Purpose: A previous study demonstrated that power against the (unobserved) true effect for the primary end point (PEP) of most phase III oncology trials is low, suggesting an increased risk of false-negative findings in the field of late-phase oncology. Fitting models with prognostic covariates is a potential solution to improve power; however, the extent to which trials leverage this approach, and its impact on trial interpretation at scale, is unknown. To that end, we hypothesized that phase III trials using multivariable PEP analyses are more likely to demonstrate superiority versus trials with univariable analyses.
Methods: PEP analyses were reviewed from trials registered on ClinicalTrials.gov. Adjusted odds ratios (aORs) were calculated by logistic regressions.

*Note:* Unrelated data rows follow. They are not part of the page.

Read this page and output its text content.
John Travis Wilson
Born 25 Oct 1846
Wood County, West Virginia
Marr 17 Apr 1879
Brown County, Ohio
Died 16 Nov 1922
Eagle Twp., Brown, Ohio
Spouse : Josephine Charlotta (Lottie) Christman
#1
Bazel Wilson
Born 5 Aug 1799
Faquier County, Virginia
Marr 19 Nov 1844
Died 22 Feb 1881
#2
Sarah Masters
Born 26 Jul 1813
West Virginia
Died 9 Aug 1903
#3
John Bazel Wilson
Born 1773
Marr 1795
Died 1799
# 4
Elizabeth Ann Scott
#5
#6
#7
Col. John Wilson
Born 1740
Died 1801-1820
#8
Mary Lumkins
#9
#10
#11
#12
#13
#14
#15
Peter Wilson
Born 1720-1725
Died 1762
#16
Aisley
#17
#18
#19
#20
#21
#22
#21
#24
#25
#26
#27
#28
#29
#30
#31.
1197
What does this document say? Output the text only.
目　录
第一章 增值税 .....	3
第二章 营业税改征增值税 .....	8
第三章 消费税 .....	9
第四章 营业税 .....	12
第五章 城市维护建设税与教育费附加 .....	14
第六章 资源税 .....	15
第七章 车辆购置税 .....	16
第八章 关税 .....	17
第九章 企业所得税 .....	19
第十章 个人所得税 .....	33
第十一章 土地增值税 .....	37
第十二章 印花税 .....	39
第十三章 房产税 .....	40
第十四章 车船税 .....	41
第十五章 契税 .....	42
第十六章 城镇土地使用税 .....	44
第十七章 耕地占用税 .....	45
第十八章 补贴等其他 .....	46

Results: Of the 535 trials enrolling 454,824 patients, 69% (n = 368) used a multivariable PEP analysis. Trials with multivariable PEP analyses were more likely to demonstrate PEP superiority (57% [209 of 368] v 42% [70 of 167]; aOR, 1.78 [95% CI, 1.18 to 2.72]; P = .007). Among trials with a multivariable PEP model, 16 conditioned on covariates and 352 stratified by covariates. However, 108 (35%) of 312 trials with stratified analyses lost power by categorizing a continuous variable, which was especially common among immunotherapy trials (aOR, 2.45 [95% CI, 1.23 to 4.92]; P = .01).
Conclusion: Trials increasing power by fitting multivariable models were more likely to demonstrate PEP superiority than trials with unadjusted analysis. Underutilization of conditioning models and empirical power loss associated with covariate categorization required by stratification were identified as barriers to power gains. These findings underscore the opportunity to increase power in phase III trials with conventional methodology and improve patient access to effective novel therapies.